Assistant Professor of Anesthesiology and Critical Care Medicine
Dr. Rebecca Riggs is an assistant professor of anesthesiology and critical care medicine at the Johns Hopkins University School of Medicine.
She has worked as a neurointensivist attending physician in the Johns Hopkins pediatric intensive care unit since 2015. She cares for all types of critically ill children, but her specialty is children with neurologic disorders, such as traumatic brain injury, epilepsy, brain tumors, abusive head trauma and stroke. She also helps to lead the Neurocritical Care Program, directed by Drs. Sujatha Kannan and Courtney Robertson.
Dr. Riggs’ strong interest in research related to traumatic brain injury and abusive head trauma has led to involvement in several investigative projects.
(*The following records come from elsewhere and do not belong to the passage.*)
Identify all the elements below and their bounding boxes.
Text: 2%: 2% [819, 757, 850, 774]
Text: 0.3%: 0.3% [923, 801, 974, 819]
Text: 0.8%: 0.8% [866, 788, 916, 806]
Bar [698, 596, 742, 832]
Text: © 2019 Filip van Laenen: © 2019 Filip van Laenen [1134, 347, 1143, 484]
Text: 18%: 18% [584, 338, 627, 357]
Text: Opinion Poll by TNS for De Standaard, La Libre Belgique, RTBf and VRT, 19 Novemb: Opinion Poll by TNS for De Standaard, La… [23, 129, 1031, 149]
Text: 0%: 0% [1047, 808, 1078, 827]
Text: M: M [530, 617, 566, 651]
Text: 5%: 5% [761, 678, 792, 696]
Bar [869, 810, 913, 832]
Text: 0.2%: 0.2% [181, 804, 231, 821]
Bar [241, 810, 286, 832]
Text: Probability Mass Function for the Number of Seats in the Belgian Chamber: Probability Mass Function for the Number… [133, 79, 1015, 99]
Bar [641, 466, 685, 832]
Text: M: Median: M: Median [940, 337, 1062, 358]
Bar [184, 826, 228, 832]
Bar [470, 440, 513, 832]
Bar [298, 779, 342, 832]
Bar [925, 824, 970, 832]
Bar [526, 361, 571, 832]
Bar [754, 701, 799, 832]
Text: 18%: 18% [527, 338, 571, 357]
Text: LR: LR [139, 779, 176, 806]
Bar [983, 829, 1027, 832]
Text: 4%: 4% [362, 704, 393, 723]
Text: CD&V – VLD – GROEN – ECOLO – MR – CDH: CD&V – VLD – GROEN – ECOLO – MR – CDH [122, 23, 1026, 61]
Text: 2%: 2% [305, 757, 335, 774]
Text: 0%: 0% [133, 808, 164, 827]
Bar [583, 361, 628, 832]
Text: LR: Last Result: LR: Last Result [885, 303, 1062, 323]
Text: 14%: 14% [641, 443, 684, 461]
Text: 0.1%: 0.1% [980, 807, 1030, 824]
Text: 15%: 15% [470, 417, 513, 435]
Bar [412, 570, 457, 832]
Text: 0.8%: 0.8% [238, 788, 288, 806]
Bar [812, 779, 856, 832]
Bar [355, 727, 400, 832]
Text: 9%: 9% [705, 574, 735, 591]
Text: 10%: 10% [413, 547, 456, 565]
For example, she is working to develop bedside ophthalmic ultrasonography for detection of retinal lesions associated with abusive head trauma. Additionally, she is investigating the use of other types of sonography for use in monitoring intracranial hypertension.
She graduated from the University of Tennessee, Knoxville, and then attended medical school at the University of Tennessee Health Science Center in Memphis. She went on to complete a residency in pediatrics at Children’s Hospital Oakland and a pediatric critical care fellowship at Children’s National Medical Center in Washington, DC. In 2014, Dr. Riggs was chosen as the first-ever pediatric neurocritical care fellow at Johns Hopkins.
- Assistant Professor of Anesthesiology and Critical Care Medicine
- B.A., University of Tennessee (Tennessee) (2004)
- M.D., University of Tennessee Health Sciences Center (Memphis) (Tennessee) (2008)
Research & Publications
Dr. Riggs is interested in research related to traumatic brain injury and abusive head trauma. She is working to develop safer, less-invasive methods of detecting brain injury and head trauma. For example, her work involves exploring bedside ophthalmic ultrasonography to detect retinal lesions associated with abusive head trauma. She is also investigating the use of other types of sonography for monitoring intracranial hypertension. Such tools would be safer than current methods, which can be invasive or emit high levels of radiation. Additionally, portable monitors could be used not only at the bedside, but also in settings such as football games to better and more quickly diagnose concussion.